Saya bukan ahli matematika (wong waktu kuliah dulu juga ikut ujian ulangan terus), bukan juga ahli ekonomi (wong tahunya cuma terima gaji dan setelah itu membelanjakannya dan membelanjakannya lagi). Tapi menurut “gathukologi” (ilmu gathuk, ilmu yang dipas-paskan), titik keseimbangan yang saya maksud adalah titik dimana tingkat pertumbuhan penjualan akan relatif stabil (grafiknya cenderung bergerak datar, atau naik tapi sedikitlah…..). Titik ini akan dicapai ketika pada suatu waktu terpenuhinya hukum “Supply and Demand”. Banyaknya pembeli (konsumen) sudah cukup terpenuhi oleh adanya toko yang ada di Madurejo dan sekitarnya.
Karena jumlah penduduk di Madurejo dan sekitarnya akan terus meningkat seiring dengan penyebaran penduduk (faktor demografi) di kawasan pinggiran timur kota Yogyakarta, maka pertumbuhan penjualan yang dialami oleh toko-toko yang ada juga akan meningkat lagi menuju ke titik keseimbangan berikutnya.
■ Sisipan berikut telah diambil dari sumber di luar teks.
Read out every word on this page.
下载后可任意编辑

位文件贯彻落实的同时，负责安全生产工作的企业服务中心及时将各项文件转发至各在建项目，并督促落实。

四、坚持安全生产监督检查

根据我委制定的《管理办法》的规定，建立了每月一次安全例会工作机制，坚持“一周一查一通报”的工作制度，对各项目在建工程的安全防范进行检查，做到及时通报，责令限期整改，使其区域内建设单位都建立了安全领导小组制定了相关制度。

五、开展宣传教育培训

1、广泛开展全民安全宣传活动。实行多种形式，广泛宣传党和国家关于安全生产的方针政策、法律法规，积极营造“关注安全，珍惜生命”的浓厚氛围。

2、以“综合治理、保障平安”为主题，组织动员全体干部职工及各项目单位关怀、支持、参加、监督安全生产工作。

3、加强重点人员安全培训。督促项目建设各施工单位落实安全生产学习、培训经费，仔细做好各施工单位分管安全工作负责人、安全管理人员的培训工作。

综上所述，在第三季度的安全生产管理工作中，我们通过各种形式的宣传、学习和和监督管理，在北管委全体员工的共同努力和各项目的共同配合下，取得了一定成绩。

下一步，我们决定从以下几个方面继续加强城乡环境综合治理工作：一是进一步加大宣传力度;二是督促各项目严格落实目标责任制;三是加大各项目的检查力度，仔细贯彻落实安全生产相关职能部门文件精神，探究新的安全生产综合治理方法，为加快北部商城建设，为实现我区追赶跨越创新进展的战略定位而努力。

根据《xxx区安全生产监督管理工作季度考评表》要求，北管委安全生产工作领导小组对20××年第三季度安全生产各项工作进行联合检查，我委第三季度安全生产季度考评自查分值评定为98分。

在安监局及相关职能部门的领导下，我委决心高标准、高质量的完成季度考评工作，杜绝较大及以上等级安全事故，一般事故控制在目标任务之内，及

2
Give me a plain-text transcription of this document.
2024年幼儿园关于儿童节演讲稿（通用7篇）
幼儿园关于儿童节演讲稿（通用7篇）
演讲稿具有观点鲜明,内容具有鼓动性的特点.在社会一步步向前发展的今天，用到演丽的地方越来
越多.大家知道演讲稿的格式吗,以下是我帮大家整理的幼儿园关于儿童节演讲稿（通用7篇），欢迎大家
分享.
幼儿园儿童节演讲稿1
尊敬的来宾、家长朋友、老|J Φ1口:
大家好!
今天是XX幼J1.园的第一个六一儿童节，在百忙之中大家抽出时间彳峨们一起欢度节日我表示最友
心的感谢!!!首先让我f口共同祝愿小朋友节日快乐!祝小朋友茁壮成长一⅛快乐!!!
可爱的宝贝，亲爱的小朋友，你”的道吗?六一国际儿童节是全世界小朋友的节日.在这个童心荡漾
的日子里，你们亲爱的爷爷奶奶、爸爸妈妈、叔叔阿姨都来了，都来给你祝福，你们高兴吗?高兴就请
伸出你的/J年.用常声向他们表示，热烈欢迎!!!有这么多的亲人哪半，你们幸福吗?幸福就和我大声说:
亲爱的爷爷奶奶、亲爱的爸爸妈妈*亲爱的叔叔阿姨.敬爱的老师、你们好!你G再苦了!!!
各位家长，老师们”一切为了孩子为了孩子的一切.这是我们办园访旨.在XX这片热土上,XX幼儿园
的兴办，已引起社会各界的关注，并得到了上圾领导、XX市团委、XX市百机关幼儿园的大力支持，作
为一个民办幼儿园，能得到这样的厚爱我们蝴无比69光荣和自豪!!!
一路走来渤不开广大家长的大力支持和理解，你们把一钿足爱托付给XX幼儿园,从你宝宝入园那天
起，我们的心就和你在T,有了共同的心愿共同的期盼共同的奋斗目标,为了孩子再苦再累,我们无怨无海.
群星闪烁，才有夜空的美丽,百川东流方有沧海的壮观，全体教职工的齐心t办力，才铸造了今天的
Sehingga kecenderungan pertumbuhan penjualan toko akan berjenjang-jenjang, penjualan meningkat, lalu mendatar, meningkat lagi, mendatar lagi, dan demikian seterusnya sampai benar-benar jenuh-nuh menjelang dunia bubar jalan di penutupan jaman.
Skenario pertumbuhan penjualan seperti ini bisa terjadi kalau pertumbuhan jumlah toko tidak lebih cepat dari pertumbuhan jumlah penduduk. Jika yang terjadi adalah sebaliknya, maka siap-siap untuk berkompetisi secara cerdas guna menggiring dan menggaet pembeli sebanyak-banyaknya. Berjuang agar tetap survive…..!
Meskipun begicu, menurut para pelaku bisnis ritel yang sudah banyak nggado asam garam, peluang masih suuuangat luas dan terbuka lebar-lebar untuk menggapai keuntungan yang lebih besar dan lebih cepat, tidak perduli skenario pertumbuhan penjualan seperti apapun yang bakal terjadi. Asal tahu kiat dan caranya, katanya. Nah, di bagian inilah susahnya. Seringkali mengakibatkan banyak juga pelaku bisnis ritel yang terpaksa klepek-klepek….. gulung tikar.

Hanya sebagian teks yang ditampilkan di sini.